I am what they call a naturalized Texan.  I’ve been here my whole adult life so I sometimes forget that I haven’t always been a Texan.  I started out a Southern Belle.  Texas is NOT part of the South.  It is it’s own universe.  Memphis was and is as slow as molasses.  People talk and talk and talk and talk.  There is no such thing as a short meeting.  You have to have at least 10 or 15 minutes of small talk before you jump into your business.  I didn’t know that until I started handling my father’s estate.  I spent three months in Memphis while Dad died and then afterwards to take care of things.  It reminded me how Texas is not the South.

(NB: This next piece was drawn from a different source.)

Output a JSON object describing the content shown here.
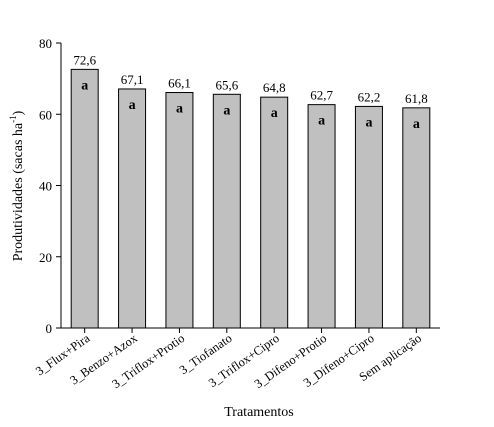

How hard edged I have become.  How worldly and cynical.  


But it wasn’t always that way.  I showed up in Austin in 1980 having run out of options in Memphis.  This is the God’s honest truth;  I filled out the University of Texas Graduate School of Business application because it was a one page bubble thing.  No essay.  I just found out that my friend Jackie did the same thing.  I really wasn’t all that committed.  But I got accepted and I rented a U Haul and off I went.

And what can I say?  It was the most fun, fantastic, redemptive time of my life.  I loved almost everything about it, except the content of the classes  ….boring…..

But I did well, made good grades and better friends.  And I got a job.  

If Texas is a universe unto itself, Austin is it’s own planet. At that time Austin was a small town with no jobs.  Had that not been the case, none of us would have left.  It was heaven.  Most of my Texas friends were from Dallas.  I had only heard horror stories about Houston. Unsophisticated, bad traffic and hot and humid.  Mostly just hot and humid. But Houston was where the jobs were and they paid up for the inconvenience of having to live there.

My very first foray into Houston was to interview at Texas Commerce Bank in February, 1982.  I hopped on a Southwest Airlines flight for the 45 minute ride from Austin to Houston. This was during the hot pants and free drink era of the “love” airline.  

For starters, exactly which cluster of skyscrapers is downtown?  I’d never seen such a thing.  Memphis has only one downtown and it is snuggled up against the river. Everywhere you look, there are downtowns in Houston. 

But despite the abundance of tall buildings, the city was surprisingly cowtown.  I took a taxi from Hobby airport to the right downtown, got out of the car and guffawed at the Jock Ewings parading up and down the street.  Everywhere I looked there were  bankers and lawyers wearing cowboy boots under their Brooks Brothers suits, some donning hats. Women, mostly the secretary kind, were also sporting their western wear. OK, note to self – adjust wardrobe. But the people seemed alive, there was a certain bounce in their step, a festive mood to the work day.  I think it was some time after lunch that I commented to my host that the cowboy culture of Houston was a little surprising to this Memphis via Austin gal.  It was then that he told me that it was the opening day of the Rodeo.  I had landed in Houston smack dab in the middle of “Go Texan Day.”